I keep running into this problem over and over when I work in relatively large companies with a matrix management organization.
Basically, I deal with multiple concurrent projects. My "deliverables" are typically monitored by a distinct PM for each project who oversees the project from start to completion. At random times and totally without the input of people who actually do the work, projects are accelerated, throttled, created or canceled.
It happens a lot and this situation leads to two nasty and recurring problems:
I get asked to "estimate" the time for a bunch of deliverables for project X-- with no real distinction between critical high-value tasks and boiler-plate polishing. I do my best and provide estimates which are then recorded into an excel spreadsheet. However, everything subsequently gets thrown into chaos when some other PM declares that project Y is a super hot revenue opportunity requiring every effort to complete on time. That's fine with me and I do my best to prioritize the most important deliverables for both project X and Y-- which invariably means that things get back-burnered if I assess that they're of lesser value compared to other deliverables.
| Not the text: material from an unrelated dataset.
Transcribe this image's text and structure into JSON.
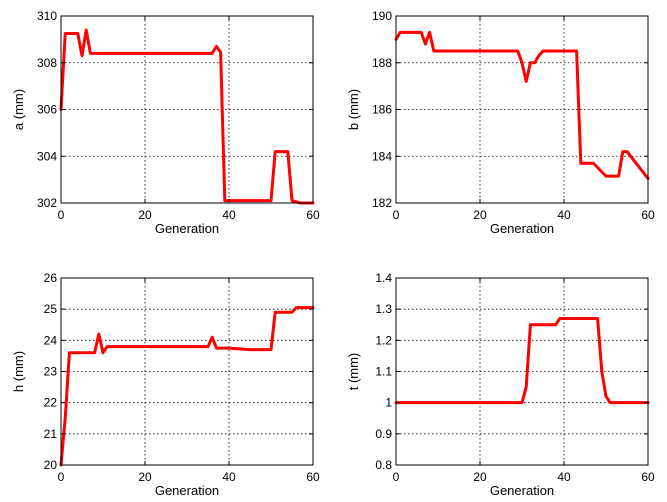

Unfortunately, project review for X pops-up while I have my nose to the grindstone and I then have to answer for "past-due" deliverables. It makes me feel like crap because I worked hard to juggle my work so that I meet the most important priorities, but from the point of view of the PM for project X, it is just three "red boxes" on his gantt chart and he doesn't care (and, in fact, holds it against me) if I cleared by desk and worked super-hard to meet a deliverable on hot project Y.
I often need to have collaboration from peers who are working on projects U, V, and W. They're all nice people but they're also "under the gun" of their PM's. Requests for help are too frequently met with silence or tepid responses. By the same token, when I get asked for assistance, I have to struggle very hard to respond in a quality way. Ultimately, we depend on each other for help and the project landscape makes it very hard to predict if/when help can be obtained from peers.
How do you handle this type of situation?
Is this an unavoidable consequence of "Matrix Managment"? Is there anyone other than "the doers" that will even understand if some deliverables have to get sacrificed to meet an important deliverable?
How do I convince disparate stakeholders that sometimes their project has to take a backseat to others for the overall benefit of the mission?